La Bibliothèque Nationale de France, un exemple à suivre

 

 

La Bibliothèque nationale de France est lointainement issue de la collection de livres de Charles V en 1368. En 1537, François Ier enjoignit aux libraires et imprimeurs d'y déposer tous les imprimés mis en vente, c’est le début du dépôt légal. De bibliothèque royale, elle devint bibliothèque nationale puis bibliothèque nationale de France. Dépositaire de plus de 40 millions de volumes et 12.000 incunables, sur plus de 400 kilomètres de rayonnage, elle est l’une des plus importantes d’Europe après la British Library  détachée il y a peu du British Museum lui-même créé en 1759.

Elle numérise depuis 1997 de nombreux documents, à ce jour du mois de mars 2022, 8.928.467 et le chiffre augmente tous les jours mais uniquement les documents hors droits.

Il est vrai que la BN a un budget annuel de 235 millions d'euros et emploie plus de 2000 personnes. La Bibliothèque Nationale de Thaïlande emploie seulement 162 personnes et a un budget annuel de 93.000.000 de bahts, un peu plus de 2.500.000 euros ! Ses collections ne comprennent qu’un peu plus de 5.000.000 de pièces de quelque nature que ce soit.

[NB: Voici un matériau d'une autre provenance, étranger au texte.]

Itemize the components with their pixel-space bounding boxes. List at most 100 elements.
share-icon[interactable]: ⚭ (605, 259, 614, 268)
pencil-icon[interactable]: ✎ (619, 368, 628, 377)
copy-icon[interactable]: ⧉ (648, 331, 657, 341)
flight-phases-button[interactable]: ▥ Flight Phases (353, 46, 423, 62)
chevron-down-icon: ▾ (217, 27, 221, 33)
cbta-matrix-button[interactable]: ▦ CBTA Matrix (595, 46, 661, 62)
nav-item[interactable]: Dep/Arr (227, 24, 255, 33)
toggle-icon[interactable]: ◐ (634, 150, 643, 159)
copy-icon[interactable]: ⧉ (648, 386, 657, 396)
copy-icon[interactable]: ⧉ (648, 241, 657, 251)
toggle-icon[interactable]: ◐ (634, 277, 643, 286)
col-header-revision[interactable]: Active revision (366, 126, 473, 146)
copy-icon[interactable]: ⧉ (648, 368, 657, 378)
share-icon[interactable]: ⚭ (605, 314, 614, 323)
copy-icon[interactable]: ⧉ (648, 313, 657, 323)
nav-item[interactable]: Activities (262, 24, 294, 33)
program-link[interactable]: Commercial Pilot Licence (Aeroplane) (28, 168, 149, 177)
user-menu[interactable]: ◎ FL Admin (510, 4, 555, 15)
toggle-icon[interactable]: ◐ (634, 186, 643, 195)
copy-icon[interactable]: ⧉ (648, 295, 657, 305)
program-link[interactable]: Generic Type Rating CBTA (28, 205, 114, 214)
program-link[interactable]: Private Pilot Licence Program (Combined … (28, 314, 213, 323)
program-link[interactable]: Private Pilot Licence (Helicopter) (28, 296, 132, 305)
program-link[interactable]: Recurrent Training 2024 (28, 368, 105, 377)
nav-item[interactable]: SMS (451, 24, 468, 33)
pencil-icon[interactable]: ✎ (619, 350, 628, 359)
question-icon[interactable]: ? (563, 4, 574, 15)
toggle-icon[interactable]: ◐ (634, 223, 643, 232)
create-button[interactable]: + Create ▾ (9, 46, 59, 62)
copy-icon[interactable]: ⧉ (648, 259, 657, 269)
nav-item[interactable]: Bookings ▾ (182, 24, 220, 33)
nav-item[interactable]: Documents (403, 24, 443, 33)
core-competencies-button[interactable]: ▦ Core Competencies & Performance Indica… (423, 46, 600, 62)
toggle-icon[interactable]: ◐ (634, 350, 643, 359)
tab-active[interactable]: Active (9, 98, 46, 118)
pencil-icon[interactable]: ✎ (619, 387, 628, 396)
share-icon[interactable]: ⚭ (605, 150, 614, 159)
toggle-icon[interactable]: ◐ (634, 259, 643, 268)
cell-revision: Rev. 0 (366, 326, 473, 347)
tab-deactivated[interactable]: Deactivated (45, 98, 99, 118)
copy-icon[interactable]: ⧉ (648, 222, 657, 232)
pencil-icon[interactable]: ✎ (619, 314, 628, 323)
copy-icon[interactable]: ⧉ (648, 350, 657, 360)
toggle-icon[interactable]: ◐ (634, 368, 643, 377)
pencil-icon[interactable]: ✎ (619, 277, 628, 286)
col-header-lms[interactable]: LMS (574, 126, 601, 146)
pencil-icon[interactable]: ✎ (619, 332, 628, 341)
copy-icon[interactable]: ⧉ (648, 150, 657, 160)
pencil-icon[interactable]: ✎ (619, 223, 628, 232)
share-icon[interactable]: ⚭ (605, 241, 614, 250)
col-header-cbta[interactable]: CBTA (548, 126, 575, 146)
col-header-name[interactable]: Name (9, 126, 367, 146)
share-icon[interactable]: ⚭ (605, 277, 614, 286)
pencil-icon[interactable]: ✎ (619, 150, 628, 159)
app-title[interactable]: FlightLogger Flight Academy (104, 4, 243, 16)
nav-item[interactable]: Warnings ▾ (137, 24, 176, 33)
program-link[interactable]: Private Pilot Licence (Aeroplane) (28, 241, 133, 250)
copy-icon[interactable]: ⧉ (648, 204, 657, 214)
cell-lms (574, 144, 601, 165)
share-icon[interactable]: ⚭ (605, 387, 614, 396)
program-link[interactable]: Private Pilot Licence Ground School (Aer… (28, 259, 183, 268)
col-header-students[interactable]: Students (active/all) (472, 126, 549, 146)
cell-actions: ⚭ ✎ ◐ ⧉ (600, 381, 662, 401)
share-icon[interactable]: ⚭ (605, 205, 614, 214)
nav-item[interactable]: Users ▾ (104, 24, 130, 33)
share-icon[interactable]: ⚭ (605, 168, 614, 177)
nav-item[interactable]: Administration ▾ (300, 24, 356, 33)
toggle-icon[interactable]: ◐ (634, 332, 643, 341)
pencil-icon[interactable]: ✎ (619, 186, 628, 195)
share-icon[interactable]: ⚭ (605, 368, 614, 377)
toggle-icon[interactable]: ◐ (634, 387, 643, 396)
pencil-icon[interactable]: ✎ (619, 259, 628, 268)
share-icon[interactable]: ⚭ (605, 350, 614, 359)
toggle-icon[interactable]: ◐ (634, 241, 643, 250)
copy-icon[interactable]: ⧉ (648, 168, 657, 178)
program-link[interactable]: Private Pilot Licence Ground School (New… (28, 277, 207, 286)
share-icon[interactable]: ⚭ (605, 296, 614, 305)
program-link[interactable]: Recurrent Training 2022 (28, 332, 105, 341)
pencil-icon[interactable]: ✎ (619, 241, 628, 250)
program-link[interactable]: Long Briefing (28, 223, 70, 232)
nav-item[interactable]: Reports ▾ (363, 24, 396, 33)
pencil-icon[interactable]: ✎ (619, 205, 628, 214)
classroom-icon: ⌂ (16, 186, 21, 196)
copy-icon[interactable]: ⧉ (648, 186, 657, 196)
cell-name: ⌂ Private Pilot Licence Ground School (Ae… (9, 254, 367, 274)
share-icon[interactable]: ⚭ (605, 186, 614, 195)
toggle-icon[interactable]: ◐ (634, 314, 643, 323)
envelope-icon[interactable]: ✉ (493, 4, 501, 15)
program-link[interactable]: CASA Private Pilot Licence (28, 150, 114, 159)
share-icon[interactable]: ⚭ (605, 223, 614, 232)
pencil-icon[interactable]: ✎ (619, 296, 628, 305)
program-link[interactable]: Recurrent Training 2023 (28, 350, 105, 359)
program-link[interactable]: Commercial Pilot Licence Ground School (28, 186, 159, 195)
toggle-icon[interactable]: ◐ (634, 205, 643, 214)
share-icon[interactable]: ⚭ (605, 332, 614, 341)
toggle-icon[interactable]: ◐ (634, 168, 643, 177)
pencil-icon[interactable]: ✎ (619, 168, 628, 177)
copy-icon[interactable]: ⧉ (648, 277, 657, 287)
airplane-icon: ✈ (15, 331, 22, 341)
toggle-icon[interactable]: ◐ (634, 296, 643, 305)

En dehors du souci de conservation des documents et collections du patrimoine, elle affiche son premier soucis qui est d'être au service de la politique culturelle du gouvernement et ensuite celui de promouvoir l'habitude de l'amour et de la lecture chez le Thaïs de tous âges.

 

 

Quel avenir pour le « support papier » autre que symbolique ?

 

Je m'en tiens à un seul exemple : De 1904 à 2016, dernière année de numérisation libre, la Siam Society a publié sauf erreur de ma part 291 volumes (plusieurs publications par an), plus de 2000 articles, probablement entre 1 et 2 mètres de rayonnage. La numérisation est parfaite, compris les illustrations en couleur souvent superbes, le tout occupe sur une clef USB grande comme un timbre-poste moins dedeux gigas.